Updated on December 31, 2024
drop_duplicates() header image

Introduction

The drop_duplicates() method in Pandas is a vital tool when working with DataFrame objects, especially in data pre-processing tasks. This function simplifies the process of identifying and removing duplicate records from a DataFrame, ensuring that the data you work with is unique and representative of the real world scenarios. Duplicate entries can skew results and lead to inaccurate analyses, which is why this function is essential for data scientists and analysts.

In this article, you will learn how to effectively employ the drop_duplicates() method in a variety of contexts. Explore how to remove duplicates from DataFrame columns, how to handle duplicates based on certain conditions, and how to utilize this function to maintain data integrity across different datasets.

Understanding drop_duplicates()

Basic Usage of drop_duplicates()

  1. Begin with a sample DataFrame that includes duplicate records.

  2. Apply the drop_duplicates() method without any additional parameters.

    python
    import pandas as pd
    
    data = {
        'Name': ['Alice', 'Bob', 'Charlie', 'Alice'],
        'Age': [25, 30, 35, 25]
    }
    df = pd.DataFrame(data)
    unique_df = df.drop_duplicates()
    
    print(unique_df)
    

    The DataFrame df initially contains duplicate rows for 'Alice'. When drop_duplicates() is called, Pandas removes the duplicate row automatically, resulting in unique_df.

Drop Duplicates with Specific Columns

  1. Specify columns where duplicates need to be detected.

  2. Use the subset parameter of the drop_duplicates() to focus on these columns.

    python
    unique_df = df.drop_duplicates(subset=['Name'])
    
    print(unique_df)
    

    In this snippet, duplicates are determined based on the 'Name' column alone.
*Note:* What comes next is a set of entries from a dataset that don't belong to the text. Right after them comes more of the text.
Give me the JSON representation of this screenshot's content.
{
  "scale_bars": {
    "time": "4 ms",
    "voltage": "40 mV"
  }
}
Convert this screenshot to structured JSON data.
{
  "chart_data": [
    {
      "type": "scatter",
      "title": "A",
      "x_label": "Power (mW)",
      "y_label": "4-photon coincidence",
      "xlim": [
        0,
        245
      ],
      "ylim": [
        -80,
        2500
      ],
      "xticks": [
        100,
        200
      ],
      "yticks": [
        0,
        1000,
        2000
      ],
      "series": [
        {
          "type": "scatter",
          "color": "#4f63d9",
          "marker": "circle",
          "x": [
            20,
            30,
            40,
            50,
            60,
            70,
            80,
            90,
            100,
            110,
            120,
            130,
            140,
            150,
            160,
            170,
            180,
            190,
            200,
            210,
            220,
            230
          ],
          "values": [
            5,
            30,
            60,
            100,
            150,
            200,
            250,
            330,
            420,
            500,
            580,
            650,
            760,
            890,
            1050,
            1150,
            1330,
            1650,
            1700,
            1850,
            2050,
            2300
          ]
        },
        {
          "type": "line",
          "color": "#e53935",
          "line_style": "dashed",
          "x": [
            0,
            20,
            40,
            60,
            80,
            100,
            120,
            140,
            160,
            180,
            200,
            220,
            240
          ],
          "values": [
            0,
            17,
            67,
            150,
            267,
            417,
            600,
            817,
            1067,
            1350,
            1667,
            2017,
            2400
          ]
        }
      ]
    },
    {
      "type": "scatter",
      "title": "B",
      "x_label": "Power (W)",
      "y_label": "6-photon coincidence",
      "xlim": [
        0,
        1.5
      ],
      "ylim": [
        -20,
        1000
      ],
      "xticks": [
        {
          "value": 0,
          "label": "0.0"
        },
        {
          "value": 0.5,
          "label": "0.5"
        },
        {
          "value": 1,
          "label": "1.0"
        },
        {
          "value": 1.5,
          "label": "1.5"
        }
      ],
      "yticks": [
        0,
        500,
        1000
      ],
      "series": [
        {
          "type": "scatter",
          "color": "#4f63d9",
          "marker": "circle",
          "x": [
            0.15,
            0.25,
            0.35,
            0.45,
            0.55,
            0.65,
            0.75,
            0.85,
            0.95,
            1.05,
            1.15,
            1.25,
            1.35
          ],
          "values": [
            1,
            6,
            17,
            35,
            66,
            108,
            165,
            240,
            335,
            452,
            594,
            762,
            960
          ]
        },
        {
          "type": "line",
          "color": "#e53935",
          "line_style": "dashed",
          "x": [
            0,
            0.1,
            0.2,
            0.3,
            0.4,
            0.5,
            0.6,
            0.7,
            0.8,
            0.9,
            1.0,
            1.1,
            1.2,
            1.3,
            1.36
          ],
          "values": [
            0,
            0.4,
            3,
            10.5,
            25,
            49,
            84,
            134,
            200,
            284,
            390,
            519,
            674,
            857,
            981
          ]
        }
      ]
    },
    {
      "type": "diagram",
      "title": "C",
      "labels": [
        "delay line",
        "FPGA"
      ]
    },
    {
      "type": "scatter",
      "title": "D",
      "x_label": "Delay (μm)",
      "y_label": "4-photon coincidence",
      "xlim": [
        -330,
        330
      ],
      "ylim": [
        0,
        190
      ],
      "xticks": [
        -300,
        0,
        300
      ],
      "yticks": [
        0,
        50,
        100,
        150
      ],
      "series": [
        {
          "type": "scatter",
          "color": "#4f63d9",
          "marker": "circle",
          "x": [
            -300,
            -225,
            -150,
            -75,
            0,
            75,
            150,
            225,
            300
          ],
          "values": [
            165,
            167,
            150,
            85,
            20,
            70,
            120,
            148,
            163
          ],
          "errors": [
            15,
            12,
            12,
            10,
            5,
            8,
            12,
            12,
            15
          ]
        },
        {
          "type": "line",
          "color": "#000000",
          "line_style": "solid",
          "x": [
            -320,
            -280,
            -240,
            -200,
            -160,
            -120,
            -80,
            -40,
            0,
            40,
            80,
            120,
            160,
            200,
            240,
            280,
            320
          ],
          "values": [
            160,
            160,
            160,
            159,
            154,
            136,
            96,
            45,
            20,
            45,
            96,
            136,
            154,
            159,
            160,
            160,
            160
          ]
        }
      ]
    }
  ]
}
Therefore, only the first occurrence of 'Alice' is kept, and her second entry is removed, even though the 'Age' is the same.

Controlling Retention of Duplicates

  1. Decide which duplicate to keep using the keep parameter.
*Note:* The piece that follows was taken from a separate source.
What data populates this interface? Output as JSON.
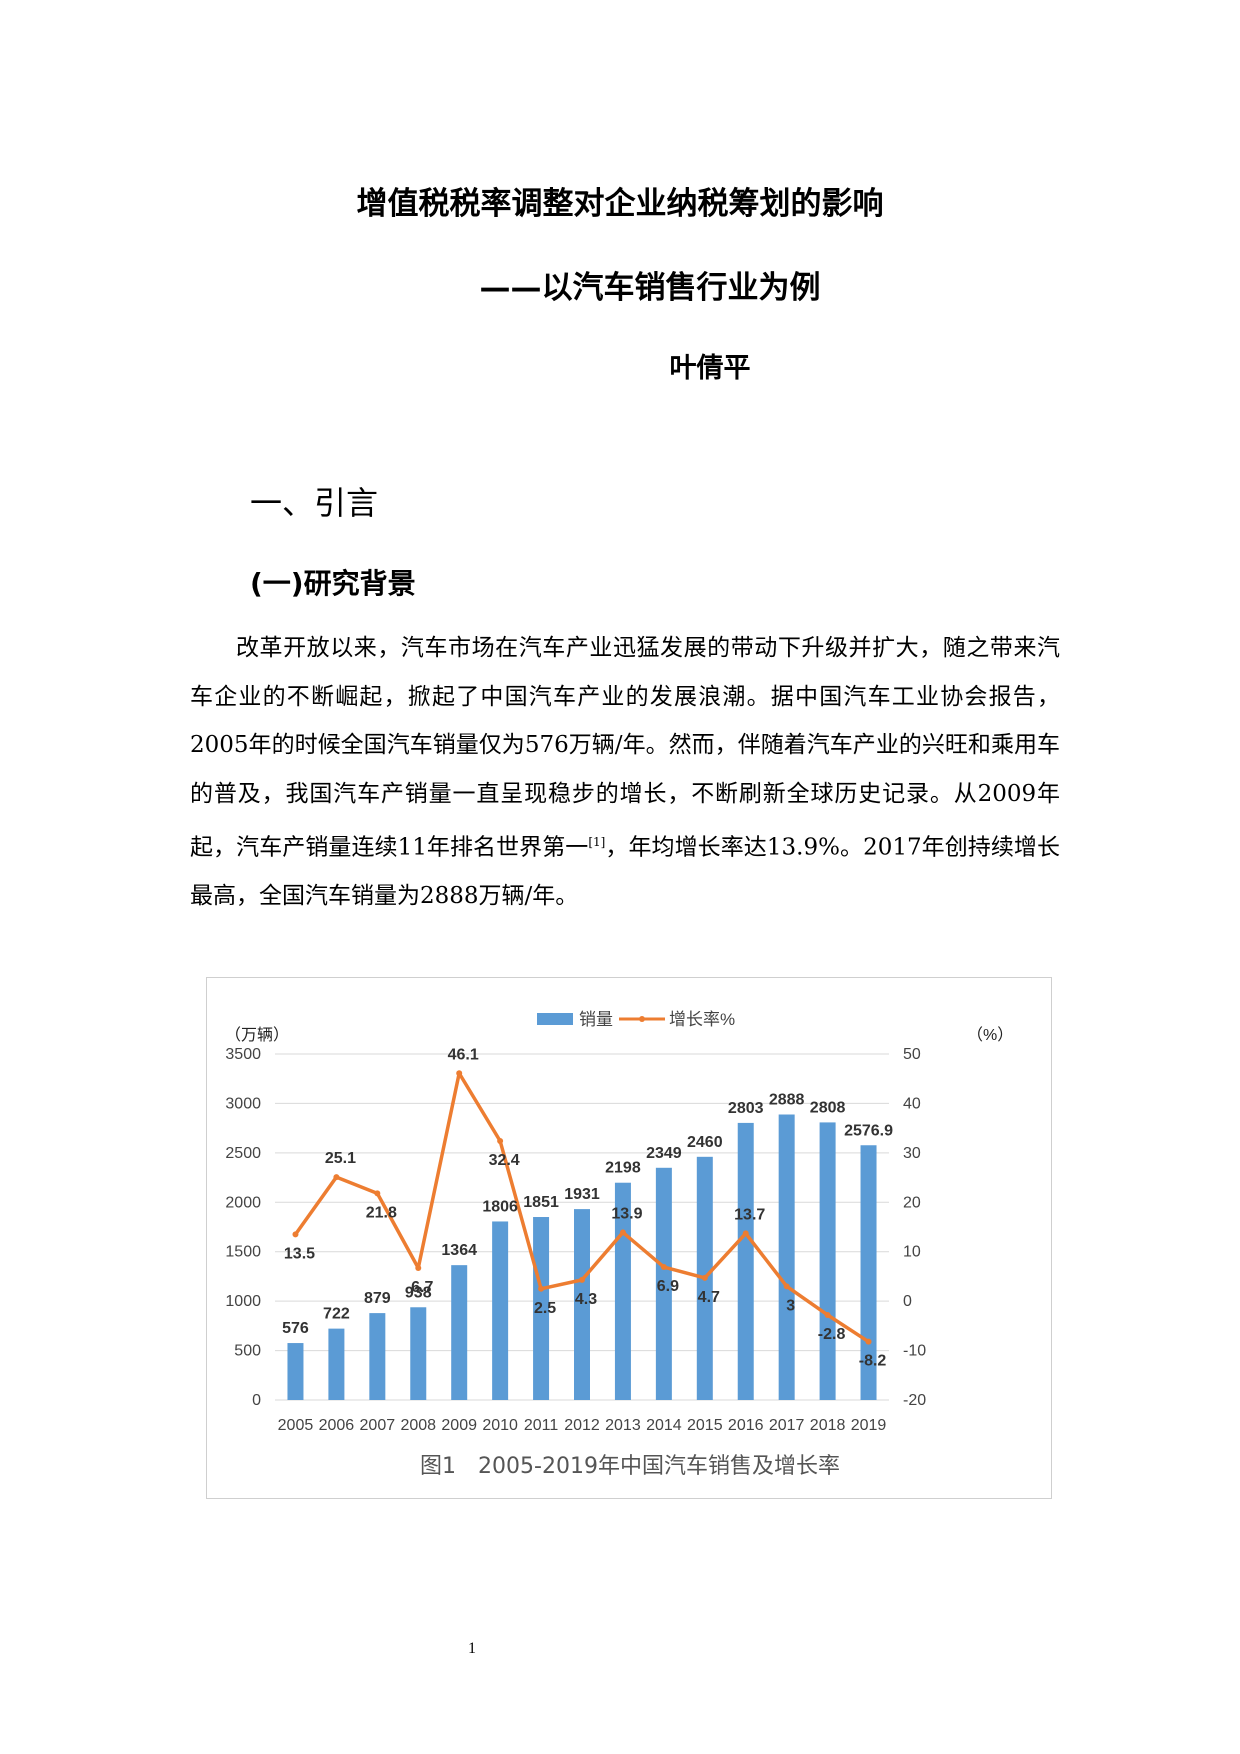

  2. Utilize first, last, or False values to manage the duplicates effectively.

    python
    unique_df_first = df.drop_duplicates(subset=['Name'], keep='first')
    unique_df_last = df.drop_duplicates(subset=['Name'], keep='last')
    unique_df_none = df.drop_duplicates(subset=['Name'], keep=False)
    
    print(unique_df_first)
    print(unique_df_last)
    print(unique_df_none)
    

    The first option keeps the first occurrence, while last retains the last. Setting keep to False removes all duplicates, including the first/last occurrence, returning a DataFrame with completely unique rows based on the specified subset.
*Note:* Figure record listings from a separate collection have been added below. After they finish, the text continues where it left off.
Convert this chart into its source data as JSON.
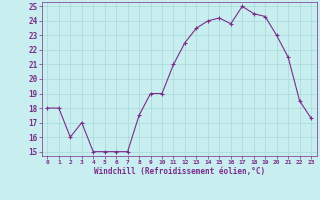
{
  "x": [
    0,
    1,
    2,
    3,
    4,
    5,
    6,
    7,
    8,
    9,
    10,
    11,
    12,
    13,
    14,
    15,
    16,
    17,
    18,
    19,
    20,
    21,
    22,
    23
  ],
  "y": [
    18,
    18,
    16,
    17,
    15,
    15,
    15,
    15,
    17.5,
    19,
    19,
    21,
    22.5,
    23.5,
    24,
    24.2,
    23.8,
    25,
    24.5,
    24.3,
    23,
    21.5,
    18.5,
    17.3
  ],
  "line_color": "#7B2D8B",
  "marker": "+",
  "marker_color": "#7B2D8B",
  "bg_color": "#C8EEF0",
  "grid_color": "#A8D8D8",
  "xlabel": "Windchill (Refroidissement éolien,°C)",
  "xlabel_color": "#7B2D8B",
  "tick_color": "#7B2D8B",
  "spine_color": "#7B2D8B",
  "ylim": [
    14.7,
    25.3
  ],
  "yticks": [
    15,
    16,
    17,
    18,
    19,
    20,
    21,
    22,
    23,
    24,
    25
  ],
  "xticks": [
    0,
    1,
    2,
    3,
    4,
    5,
    6,
    7,
    8,
    9,
    10,
    11,
    12,
    13,
    14,
    15,
    16,
    17,
    18,
    19,
    20,
    21,
    22,
    23
  ],
  "xlim": [
    -0.5,
    23.5
  ],
  "line_width": 0.8,
  "marker_size": 3.5
}
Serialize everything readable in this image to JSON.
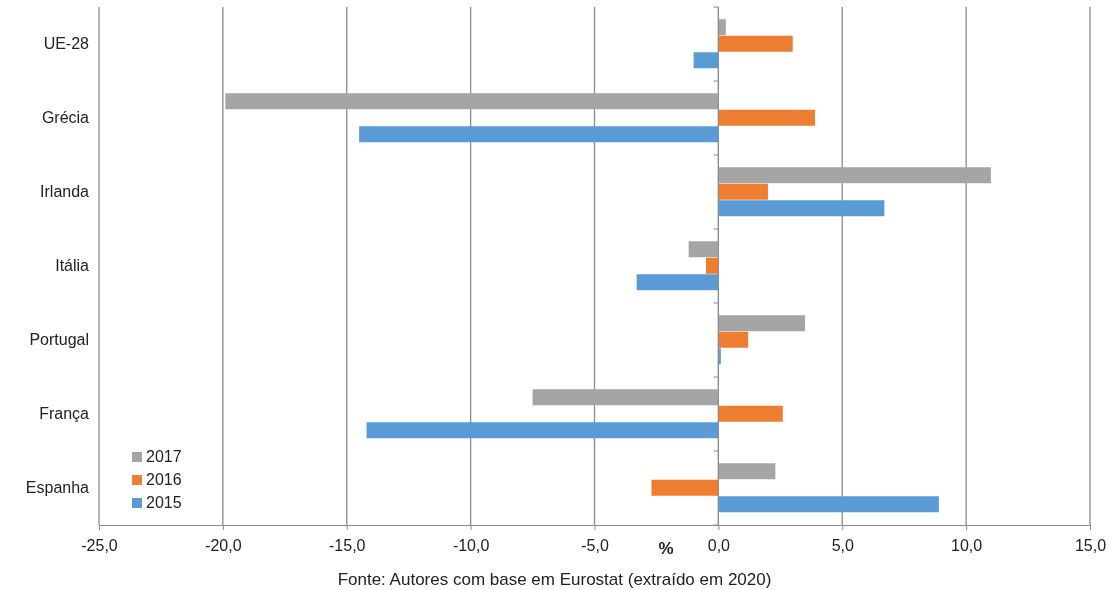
{
  "chart_data": {
    "type": "bar",
    "orientation": "horizontal",
    "categories": [
      "UE-28",
      "Grécia",
      "Irlanda",
      "Itália",
      "Portugal",
      "França",
      "Espanha"
    ],
    "series": [
      {
        "name": "2017",
        "color": "#a5a5a5",
        "values": [
          0.3,
          -19.9,
          11.0,
          -1.2,
          3.5,
          -7.5,
          2.3
        ]
      },
      {
        "name": "2016",
        "color": "#ed7d31",
        "values": [
          3.0,
          3.9,
          2.0,
          -0.5,
          1.2,
          2.6,
          -2.7
        ]
      },
      {
        "name": "2015",
        "color": "#5b9bd5",
        "values": [
          -1.0,
          -14.5,
          6.7,
          -3.3,
          0.1,
          -14.2,
          8.9
        ]
      }
    ],
    "xlim": [
      -25,
      15
    ],
    "xticks": [
      {
        "value": -25,
        "label": "-25,0"
      },
      {
        "value": -20,
        "label": "-20,0"
      },
      {
        "value": -15,
        "label": "-15,0"
      },
      {
        "value": -10,
        "label": "-10,0"
      },
      {
        "value": -5,
        "label": "-5,0"
      },
      {
        "value": 0,
        "label": "0,0"
      },
      {
        "value": 5,
        "label": "5,0"
      },
      {
        "value": 10,
        "label": "10,0"
      },
      {
        "value": 15,
        "label": "15,0"
      }
    ],
    "xlabel": "%",
    "annotations": [
      "Fonte: Autores com base em Eurostat (extraído em 2020)"
    ],
    "grid": "x",
    "legend": "bottom left"
  }
}
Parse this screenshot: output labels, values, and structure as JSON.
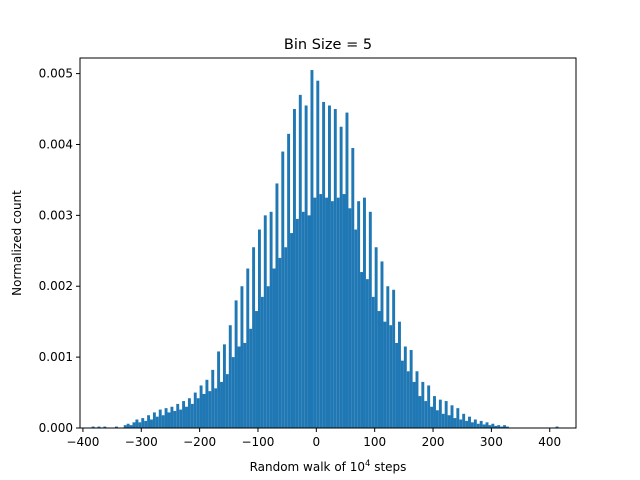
{
  "chart_data": {
    "type": "bar",
    "title": "Bin Size = 5",
    "xlabel": {
      "base": "Random walk of 10",
      "sup": "4",
      "rest": " steps"
    },
    "ylabel": "Normalized count",
    "xlim": [
      -405,
      445
    ],
    "ylim": [
      0,
      0.00522
    ],
    "xticks": [
      -400,
      -300,
      -200,
      -100,
      0,
      100,
      200,
      300,
      400
    ],
    "xtick_labels": [
      "−400",
      "−300",
      "−200",
      "−100",
      "0",
      "100",
      "200",
      "300",
      "400"
    ],
    "yticks": [
      0.0,
      0.001,
      0.002,
      0.003,
      0.004,
      0.005
    ],
    "ytick_labels": [
      "0.000",
      "0.001",
      "0.002",
      "0.003",
      "0.004",
      "0.005"
    ],
    "grid": false,
    "bar_color": "#1f77b4",
    "bin_width": 5,
    "bins": [
      [
        -385,
        2e-05
      ],
      [
        -375,
        2e-05
      ],
      [
        -365,
        2e-05
      ],
      [
        -345,
        2e-05
      ],
      [
        -330,
        4e-05
      ],
      [
        -325,
        6e-05
      ],
      [
        -320,
        4e-05
      ],
      [
        -315,
        8e-05
      ],
      [
        -310,
        0.00012
      ],
      [
        -305,
        8e-05
      ],
      [
        -300,
        0.00014
      ],
      [
        -295,
        0.0001
      ],
      [
        -290,
        0.00018
      ],
      [
        -285,
        0.00012
      ],
      [
        -280,
        0.00022
      ],
      [
        -275,
        0.00016
      ],
      [
        -270,
        0.00026
      ],
      [
        -265,
        0.00018
      ],
      [
        -260,
        0.00028
      ],
      [
        -255,
        0.00022
      ],
      [
        -250,
        0.0003
      ],
      [
        -245,
        0.00024
      ],
      [
        -240,
        0.00034
      ],
      [
        -235,
        0.00026
      ],
      [
        -230,
        0.00038
      ],
      [
        -225,
        0.0003
      ],
      [
        -220,
        0.00042
      ],
      [
        -215,
        0.00034
      ],
      [
        -210,
        0.0005
      ],
      [
        -205,
        0.00042
      ],
      [
        -200,
        0.0006
      ],
      [
        -195,
        0.00048
      ],
      [
        -190,
        0.00068
      ],
      [
        -185,
        0.00052
      ],
      [
        -180,
        0.00082
      ],
      [
        -175,
        0.00056
      ],
      [
        -170,
        0.00108
      ],
      [
        -165,
        0.00065
      ],
      [
        -160,
        0.00118
      ],
      [
        -155,
        0.00076
      ],
      [
        -150,
        0.00145
      ],
      [
        -145,
        0.001
      ],
      [
        -140,
        0.0018
      ],
      [
        -135,
        0.00115
      ],
      [
        -130,
        0.002
      ],
      [
        -125,
        0.0012
      ],
      [
        -120,
        0.00225
      ],
      [
        -115,
        0.0014
      ],
      [
        -110,
        0.00255
      ],
      [
        -105,
        0.00165
      ],
      [
        -100,
        0.0028
      ],
      [
        -95,
        0.00185
      ],
      [
        -90,
        0.003
      ],
      [
        -85,
        0.002
      ],
      [
        -80,
        0.00305
      ],
      [
        -75,
        0.00225
      ],
      [
        -70,
        0.00345
      ],
      [
        -65,
        0.0024
      ],
      [
        -60,
        0.0039
      ],
      [
        -55,
        0.00255
      ],
      [
        -50,
        0.00415
      ],
      [
        -45,
        0.00275
      ],
      [
        -40,
        0.0045
      ],
      [
        -35,
        0.00295
      ],
      [
        -30,
        0.0047
      ],
      [
        -25,
        0.00305
      ],
      [
        -20,
        0.00455
      ],
      [
        -15,
        0.003
      ],
      [
        -10,
        0.00505
      ],
      [
        -5,
        0.00325
      ],
      [
        0,
        0.0049
      ],
      [
        5,
        0.0033
      ],
      [
        10,
        0.0046
      ],
      [
        15,
        0.00325
      ],
      [
        20,
        0.00455
      ],
      [
        25,
        0.0032
      ],
      [
        30,
        0.0045
      ],
      [
        35,
        0.00325
      ],
      [
        40,
        0.00425
      ],
      [
        45,
        0.0033
      ],
      [
        50,
        0.00445
      ],
      [
        55,
        0.0031
      ],
      [
        60,
        0.00395
      ],
      [
        65,
        0.0028
      ],
      [
        70,
        0.0032
      ],
      [
        75,
        0.0022
      ],
      [
        80,
        0.00325
      ],
      [
        85,
        0.0021
      ],
      [
        90,
        0.00305
      ],
      [
        95,
        0.00185
      ],
      [
        100,
        0.00255
      ],
      [
        105,
        0.00165
      ],
      [
        110,
        0.00235
      ],
      [
        115,
        0.0015
      ],
      [
        120,
        0.002
      ],
      [
        125,
        0.00145
      ],
      [
        130,
        0.00195
      ],
      [
        135,
        0.0012
      ],
      [
        140,
        0.0015
      ],
      [
        145,
        0.00095
      ],
      [
        150,
        0.00115
      ],
      [
        155,
        0.0008
      ],
      [
        160,
        0.0011
      ],
      [
        165,
        0.00065
      ],
      [
        170,
        0.0008
      ],
      [
        175,
        0.00045
      ],
      [
        180,
        0.00065
      ],
      [
        185,
        0.00038
      ],
      [
        190,
        0.0006
      ],
      [
        195,
        0.0003
      ],
      [
        200,
        0.00045
      ],
      [
        205,
        0.00025
      ],
      [
        210,
        0.0004
      ],
      [
        215,
        0.0002
      ],
      [
        220,
        0.00038
      ],
      [
        225,
        0.00018
      ],
      [
        230,
        0.00032
      ],
      [
        235,
        0.00014
      ],
      [
        240,
        0.00028
      ],
      [
        245,
        0.00012
      ],
      [
        250,
        0.0002
      ],
      [
        255,
        0.0001
      ],
      [
        260,
        0.00016
      ],
      [
        265,
        8e-05
      ],
      [
        270,
        0.00012
      ],
      [
        275,
        6e-05
      ],
      [
        280,
        0.0001
      ],
      [
        285,
        5e-05
      ],
      [
        290,
        8e-05
      ],
      [
        295,
        4e-05
      ],
      [
        300,
        6e-05
      ],
      [
        305,
        3e-05
      ],
      [
        310,
        4e-05
      ],
      [
        315,
        2e-05
      ],
      [
        320,
        4e-05
      ],
      [
        325,
        2e-05
      ],
      [
        410,
        2e-05
      ]
    ]
  }
}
Advanced Usage of drop_duplicates()

Handling Duplicates in Multi-Index DataFrames

  1. Create a DataFrame with a hierarchical index (MultiIndex) that includes potential duplicates.

  2. Apply the drop_duplicates() method on a Multi-Index DataFrame.

    python
    arrays = [['a', 'b', 'b', 'a'], ['one', 'one', 'two', 'two']]
    index = pd.MultiIndex.from_arrays(arrays, names=('Letter', 'Number'))
    data = {'Score': [20, 21, 20, 19]}
    df_multi = pd.DataFrame(data, index=index)
    unique_df_multi = df_multi.drop_duplicates()
    
    print(unique_df_multi)
    

    This example features a MultiIndex where duplicates might be less obvious due to the complex structure. drop_duplicates() still effectively identifies and removes rows where the data in 'Score' is replicated under the same index conditions.

Conclusion

The drop_duplicates() function in Python's Pandas library is a powerful tool for removing duplicate entries from a DataFrame. Mastering this function allows you to maintain the purity and accuracy of your data, which is crucial for reliable analysis. From basic to complex data structures, understanding how to harness this method enhances your proficiency in data manipulation and preprocessing tasks. Use the techniques discussed here to ensure that your dataframes remain unique and representative, thus solidifying the foundation of your analytical projects.